I don't ever remember calling anyone stupid in these forums. What fascinates me is I don't know if you are accusing me of being smart or just showing off.

I think it's great that you have developed something that works for you. Please post a well commented source code so others can steal your genius. If they have the same needs as you, and a similar system, it might work.

Sorry that I haven't posted any code yet, but I'm trying to make something here that isn't a one-trick pony. There's plenty of that widely available today for sale cheap enough. I'm trying to make something universal, where anyone can go buy an uno, a relay module, an lcd button shield, and have what they need to start hacking. Upload the sketch, set parameters via lcd shield, run like magic. Set what you want at will.

So far, the unit will work as follows:

1. mode 1
   

   heating thermostat
   cooling thermostat
   auto change-over thermostat
   relays control o,w,y,g as in standard HVAC
   thermometer is either ds1820 or thermistor, autodetected by uno
   config and setpoint saved in eeprom in case of reset or pwr failure

   mode 2
   

   slave device, no thermostat
   relays control compressor,reversing valve,crank htr/indoor fan or pump,outdoor fan/pump
   hard-wired thermistor sensors for defrost, ambient temp reading
   time + temp defrost cycle
   compressor lockout timer

   mode 3
   

   all of the above, dependent on wise usage of pins
   self- contained, standalone unit
   can also accept heating and cooling calls from elsewhere.

I'm working on the sketch in my free time and learning a whole lot in the process. I'm trying not to call or write any custom libraries, which makes writing this sketch much more difficult. However, it will make further development that much easier later.
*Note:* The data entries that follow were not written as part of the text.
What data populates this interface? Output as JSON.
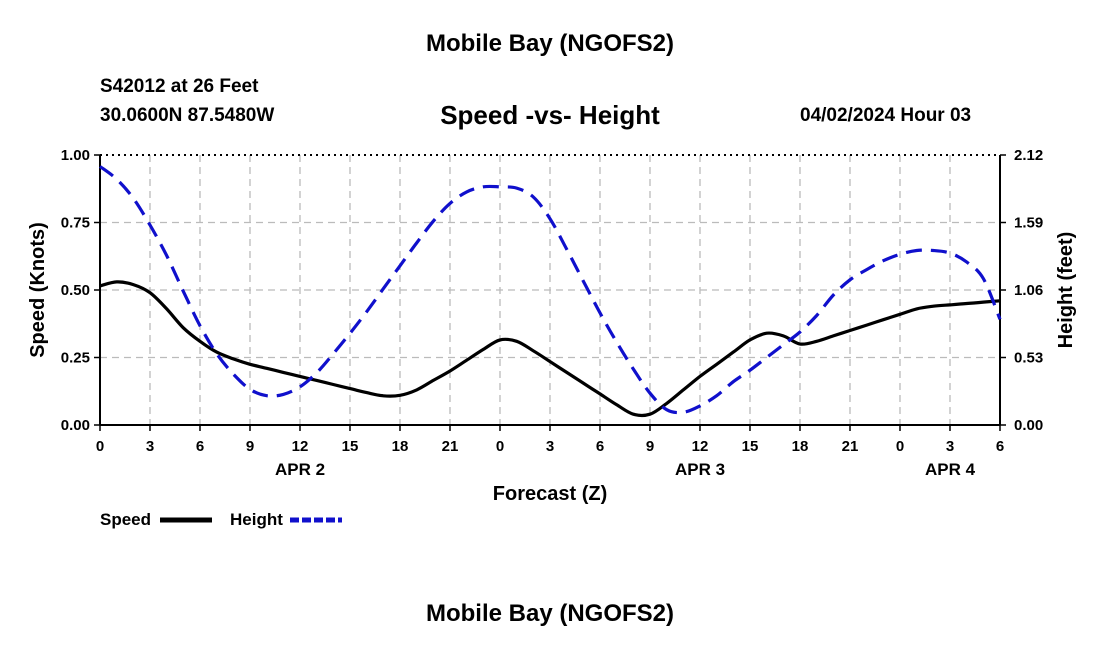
{
  "header": {
    "title": "Mobile Bay (NGOFS2)",
    "station": "S42012 at 26 Feet",
    "coords": "30.0600N  87.5480W",
    "chart_title": "Speed -vs- Height",
    "datetime": "04/02/2024 Hour 03"
  },
  "footer": {
    "title": "Mobile Bay (NGOFS2)"
  },
  "colors": {
    "speed": "#000000",
    "height": "#1010cc",
    "grid": "#bbbbbb"
  },
  "chart_data": {
    "type": "line",
    "title": "Speed -vs- Height",
    "xlabel": "Forecast (Z)",
    "ylabel_left": "Speed (Knots)",
    "ylabel_right": "Height (feet)",
    "x_range_hours": [
      0,
      54
    ],
    "x_ticks": [
      {
        "h": 0,
        "label": "0"
      },
      {
        "h": 3,
        "label": "3"
      },
      {
        "h": 6,
        "label": "6"
      },
      {
        "h": 9,
        "label": "9"
      },
      {
        "h": 12,
        "label": "12"
      },
      {
        "h": 15,
        "label": "15"
      },
      {
        "h": 18,
        "label": "18"
      },
      {
        "h": 21,
        "label": "21"
      },
      {
        "h": 24,
        "label": "0"
      },
      {
        "h": 27,
        "label": "3"
      },
      {
        "h": 30,
        "label": "6"
      },
      {
        "h": 33,
        "label": "9"
      },
      {
        "h": 36,
        "label": "12"
      },
      {
        "h": 39,
        "label": "15"
      },
      {
        "h": 42,
        "label": "18"
      },
      {
        "h": 45,
        "label": "21"
      },
      {
        "h": 48,
        "label": "0"
      },
      {
        "h": 51,
        "label": "3"
      },
      {
        "h": 54,
        "label": "6"
      }
    ],
    "date_labels": [
      {
        "h": 12,
        "label": "APR 2"
      },
      {
        "h": 36,
        "label": "APR 3"
      },
      {
        "h": 51,
        "label": "APR 4"
      }
    ],
    "y_left": {
      "range": [
        0,
        1
      ],
      "ticks": [
        "0.00",
        "0.25",
        "0.50",
        "0.75",
        "1.00"
      ]
    },
    "y_right": {
      "range": [
        0,
        2.12
      ],
      "ticks": [
        "0.00",
        "0.53",
        "1.06",
        "1.59",
        "2.12"
      ]
    },
    "series": [
      {
        "name": "Speed",
        "axis": "left",
        "style": "solid",
        "x": [
          0,
          1,
          2,
          3,
          4,
          5,
          6,
          7,
          8,
          9,
          10,
          11,
          12,
          13,
          14,
          15,
          16,
          17,
          18,
          19,
          20,
          21,
          22,
          23,
          24,
          25,
          26,
          27,
          28,
          29,
          30,
          31,
          32,
          33,
          34,
          35,
          36,
          37,
          38,
          39,
          40,
          41,
          42,
          43,
          44,
          45,
          46,
          47,
          48,
          49,
          50,
          51,
          52,
          53,
          54
        ],
        "values": [
          0.515,
          0.53,
          0.52,
          0.49,
          0.43,
          0.36,
          0.31,
          0.27,
          0.245,
          0.225,
          0.21,
          0.195,
          0.18,
          0.165,
          0.15,
          0.135,
          0.12,
          0.108,
          0.11,
          0.13,
          0.165,
          0.2,
          0.24,
          0.28,
          0.315,
          0.31,
          0.275,
          0.235,
          0.195,
          0.155,
          0.115,
          0.075,
          0.04,
          0.04,
          0.08,
          0.13,
          0.18,
          0.225,
          0.27,
          0.315,
          0.34,
          0.33,
          0.3,
          0.31,
          0.33,
          0.35,
          0.37,
          0.39,
          0.41,
          0.43,
          0.44,
          0.445,
          0.45,
          0.455,
          0.46
        ]
      },
      {
        "name": "Height",
        "axis": "right",
        "style": "dashed",
        "x": [
          0,
          1,
          2,
          3,
          4,
          5,
          6,
          7,
          8,
          9,
          10,
          11,
          12,
          13,
          14,
          15,
          16,
          17,
          18,
          19,
          20,
          21,
          22,
          23,
          24,
          25,
          26,
          27,
          28,
          29,
          30,
          31,
          32,
          33,
          34,
          35,
          36,
          37,
          38,
          39,
          40,
          41,
          42,
          43,
          44,
          45,
          46,
          47,
          48,
          49,
          50,
          51,
          52,
          53,
          54
        ],
        "values": [
          2.03,
          1.93,
          1.78,
          1.57,
          1.33,
          1.05,
          0.78,
          0.56,
          0.4,
          0.28,
          0.23,
          0.24,
          0.3,
          0.41,
          0.56,
          0.72,
          0.89,
          1.07,
          1.25,
          1.43,
          1.6,
          1.74,
          1.83,
          1.87,
          1.87,
          1.86,
          1.79,
          1.62,
          1.38,
          1.13,
          0.88,
          0.65,
          0.44,
          0.25,
          0.12,
          0.1,
          0.15,
          0.23,
          0.34,
          0.43,
          0.53,
          0.63,
          0.73,
          0.86,
          1.02,
          1.14,
          1.22,
          1.29,
          1.34,
          1.37,
          1.37,
          1.35,
          1.28,
          1.15,
          0.83
        ]
      }
    ],
    "legend": [
      {
        "name": "Speed"
      },
      {
        "name": "Height"
      }
    ]
  }
}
Plus, any casual user will be able to find the source file, modify it if they want, compile it with whatever they want, and stick it in their device (which may or may not be an uno board) and have quick, instant operation. Once I have something that doesn't run out of memory, that works like it should,I will post the entire source so everyone can download it and stick it straight into their unos. Meanwhile, I MAY discuss abstracts and methods with you all for advice or direction.
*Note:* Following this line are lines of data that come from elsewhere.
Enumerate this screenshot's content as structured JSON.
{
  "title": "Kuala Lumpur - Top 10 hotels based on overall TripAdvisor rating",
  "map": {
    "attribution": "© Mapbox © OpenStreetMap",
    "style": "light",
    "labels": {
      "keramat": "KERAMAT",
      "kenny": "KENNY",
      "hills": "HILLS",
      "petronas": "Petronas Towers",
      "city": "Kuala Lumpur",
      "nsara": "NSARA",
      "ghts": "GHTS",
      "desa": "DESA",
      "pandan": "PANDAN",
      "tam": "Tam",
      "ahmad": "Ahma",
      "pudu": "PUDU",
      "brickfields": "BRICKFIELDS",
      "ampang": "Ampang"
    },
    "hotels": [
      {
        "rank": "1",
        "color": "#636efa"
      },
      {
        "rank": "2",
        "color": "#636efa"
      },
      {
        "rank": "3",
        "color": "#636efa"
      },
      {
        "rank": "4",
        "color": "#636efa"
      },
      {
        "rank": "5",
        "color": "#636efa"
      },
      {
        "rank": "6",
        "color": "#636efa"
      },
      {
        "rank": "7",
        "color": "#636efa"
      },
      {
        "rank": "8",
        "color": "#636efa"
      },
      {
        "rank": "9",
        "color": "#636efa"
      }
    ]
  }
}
I'm glad others are working in parallel with me on their own adaptations of this project. I see this basic stamp growing into a full featured device, like Takyka has developed, without a huge amount of labor or expense. I wouldn't expect it to cost thousands of dollars like a commercial product would, or take years to develop. Keep the show and tell coming, and please keep us updated on your progress. This stuff is fun!